Dear Editor,
Last week, in the days before Warwick’s LGBTQ+ Pride celebration, some person or persons defaced promotional signs with defamation and slurs. I won’t repeat their messaging. Suffice it to say they repeated old, tired falsehoods about queer people that have recently regained popularity as the Republican Party seeks to distract its supporters from the fact that it has lost all direction and purpose beyond loyalty to its criminal figurehead.
My message is to the people who chose to defame us: It’s disappointing to see political gamesmanship turn you against your community. You have lived among LGBTQ+ people your whole life. We are your friends and neighbors. We haven’t changed. The only thing that’s changed is that politicians and talking heads have told you to hate us.
I won’t tell you your politics are wrong. I won’t attempt to convince you that these people just want power and money, and they don’t care who they hurt. If you want to, you’re free to hate the President and the Congress. But don’t direct that hate against your neighbors. This kind of political gamesmanship poisons communities. It turns us against one another, makes us suspicious and paranoid, and ruins everything that makes a place like Warwick wonderful. Demonize the President all you want, but try to remember your neighbors are human beings just like you.

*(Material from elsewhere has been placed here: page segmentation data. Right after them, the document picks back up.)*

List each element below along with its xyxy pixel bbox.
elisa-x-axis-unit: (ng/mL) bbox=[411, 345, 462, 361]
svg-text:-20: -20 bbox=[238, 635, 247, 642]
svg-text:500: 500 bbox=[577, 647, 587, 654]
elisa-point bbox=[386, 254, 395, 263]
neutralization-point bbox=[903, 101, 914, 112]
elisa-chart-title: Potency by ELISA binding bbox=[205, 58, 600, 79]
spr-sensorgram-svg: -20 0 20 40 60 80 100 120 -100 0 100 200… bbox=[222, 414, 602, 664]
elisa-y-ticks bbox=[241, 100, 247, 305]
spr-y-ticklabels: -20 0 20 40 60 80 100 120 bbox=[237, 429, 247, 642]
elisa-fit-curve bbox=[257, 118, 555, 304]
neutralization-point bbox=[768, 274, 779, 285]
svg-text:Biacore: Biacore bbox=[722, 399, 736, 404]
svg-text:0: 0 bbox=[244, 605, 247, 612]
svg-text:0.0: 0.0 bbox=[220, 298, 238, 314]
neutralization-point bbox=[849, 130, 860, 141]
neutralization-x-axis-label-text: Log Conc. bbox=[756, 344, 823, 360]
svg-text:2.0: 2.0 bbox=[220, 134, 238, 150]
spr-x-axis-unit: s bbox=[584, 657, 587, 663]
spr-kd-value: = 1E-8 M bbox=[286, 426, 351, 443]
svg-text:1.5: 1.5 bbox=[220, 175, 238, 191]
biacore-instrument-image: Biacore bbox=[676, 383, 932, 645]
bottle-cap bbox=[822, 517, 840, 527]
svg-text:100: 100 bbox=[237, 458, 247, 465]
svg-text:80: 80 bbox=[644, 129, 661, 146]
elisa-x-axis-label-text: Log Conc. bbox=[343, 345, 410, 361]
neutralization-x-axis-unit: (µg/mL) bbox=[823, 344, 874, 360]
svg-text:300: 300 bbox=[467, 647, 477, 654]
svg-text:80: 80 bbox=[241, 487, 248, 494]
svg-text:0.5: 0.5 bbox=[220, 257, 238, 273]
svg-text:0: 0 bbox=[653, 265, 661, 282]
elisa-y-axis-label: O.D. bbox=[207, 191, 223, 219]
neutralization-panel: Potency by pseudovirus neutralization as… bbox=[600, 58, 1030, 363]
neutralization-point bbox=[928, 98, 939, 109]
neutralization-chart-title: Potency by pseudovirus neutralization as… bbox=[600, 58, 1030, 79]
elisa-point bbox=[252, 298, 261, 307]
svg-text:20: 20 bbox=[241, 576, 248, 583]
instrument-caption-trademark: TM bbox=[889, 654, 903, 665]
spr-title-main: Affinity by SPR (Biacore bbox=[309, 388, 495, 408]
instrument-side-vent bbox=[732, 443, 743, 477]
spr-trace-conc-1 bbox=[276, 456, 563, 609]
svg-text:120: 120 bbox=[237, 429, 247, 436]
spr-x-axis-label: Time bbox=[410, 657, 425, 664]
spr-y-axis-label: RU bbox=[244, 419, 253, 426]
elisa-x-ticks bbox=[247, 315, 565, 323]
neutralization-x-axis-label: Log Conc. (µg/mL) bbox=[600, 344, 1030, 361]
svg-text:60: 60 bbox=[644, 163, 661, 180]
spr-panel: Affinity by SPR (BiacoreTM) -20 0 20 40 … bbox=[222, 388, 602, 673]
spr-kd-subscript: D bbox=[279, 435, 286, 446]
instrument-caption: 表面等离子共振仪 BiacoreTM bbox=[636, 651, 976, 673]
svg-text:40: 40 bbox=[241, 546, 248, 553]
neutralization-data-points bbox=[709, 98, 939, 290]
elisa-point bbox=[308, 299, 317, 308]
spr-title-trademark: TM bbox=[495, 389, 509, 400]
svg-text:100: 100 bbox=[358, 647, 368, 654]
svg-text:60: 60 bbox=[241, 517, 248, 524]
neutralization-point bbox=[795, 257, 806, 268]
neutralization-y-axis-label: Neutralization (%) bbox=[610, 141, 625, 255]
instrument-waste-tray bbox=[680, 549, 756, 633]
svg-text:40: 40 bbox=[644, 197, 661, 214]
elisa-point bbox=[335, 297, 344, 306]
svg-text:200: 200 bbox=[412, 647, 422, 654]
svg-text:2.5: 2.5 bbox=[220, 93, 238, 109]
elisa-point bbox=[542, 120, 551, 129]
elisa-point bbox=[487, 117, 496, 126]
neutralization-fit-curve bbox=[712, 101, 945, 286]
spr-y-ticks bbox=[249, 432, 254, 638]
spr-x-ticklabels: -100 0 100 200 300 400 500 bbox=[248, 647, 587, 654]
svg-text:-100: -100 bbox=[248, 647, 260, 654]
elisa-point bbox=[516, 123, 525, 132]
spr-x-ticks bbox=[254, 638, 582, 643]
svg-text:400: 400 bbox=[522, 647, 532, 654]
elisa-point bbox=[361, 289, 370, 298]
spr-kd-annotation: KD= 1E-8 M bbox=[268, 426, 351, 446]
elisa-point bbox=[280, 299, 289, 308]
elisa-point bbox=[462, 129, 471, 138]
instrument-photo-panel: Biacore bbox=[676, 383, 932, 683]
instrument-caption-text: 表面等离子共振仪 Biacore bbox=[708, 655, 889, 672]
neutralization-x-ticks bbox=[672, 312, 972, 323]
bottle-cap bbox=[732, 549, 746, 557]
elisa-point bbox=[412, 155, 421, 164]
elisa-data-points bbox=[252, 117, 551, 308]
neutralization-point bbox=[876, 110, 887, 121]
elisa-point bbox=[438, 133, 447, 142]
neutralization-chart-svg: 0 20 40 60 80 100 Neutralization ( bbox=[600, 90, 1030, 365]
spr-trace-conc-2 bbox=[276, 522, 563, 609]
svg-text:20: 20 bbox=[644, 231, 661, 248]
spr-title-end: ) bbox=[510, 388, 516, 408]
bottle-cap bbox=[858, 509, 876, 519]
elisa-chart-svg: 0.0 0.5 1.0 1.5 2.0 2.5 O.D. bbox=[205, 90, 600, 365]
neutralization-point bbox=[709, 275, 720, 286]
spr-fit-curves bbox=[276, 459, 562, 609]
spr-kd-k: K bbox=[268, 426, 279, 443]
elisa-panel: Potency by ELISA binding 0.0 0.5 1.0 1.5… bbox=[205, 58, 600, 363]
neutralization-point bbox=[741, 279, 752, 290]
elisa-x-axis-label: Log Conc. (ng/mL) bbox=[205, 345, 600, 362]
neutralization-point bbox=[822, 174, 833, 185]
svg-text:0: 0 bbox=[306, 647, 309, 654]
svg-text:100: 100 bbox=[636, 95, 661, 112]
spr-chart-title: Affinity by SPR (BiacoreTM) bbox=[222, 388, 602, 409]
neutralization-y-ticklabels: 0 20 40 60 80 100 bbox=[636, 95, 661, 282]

I’m a mid-40s queer man, so I remember the bad old days of the 80s and 90s. I remember the Republicans using fear of LGBTQ+ people to win reelection in the early 2000s, and I have a pretty thick skin. Pride didn’t start as a community festival that welcomed everyone; it started as a show of defiance against an establishment that told us to hate ourselves.
We won’t hate ourselves, no matter what you write on a sign or shout at a parade. But that kind of hatred is toxic — it harms you much more than it harms us, and it harms our community more than anything. I would suggest, instead of spreading messages of hatred, you join us for a future Pride celebration. You might have some fun. At the very least you’ll be reminded that we aren’t the army of evil politicians want you to fear. We’re just people, like you, doing our best to get by.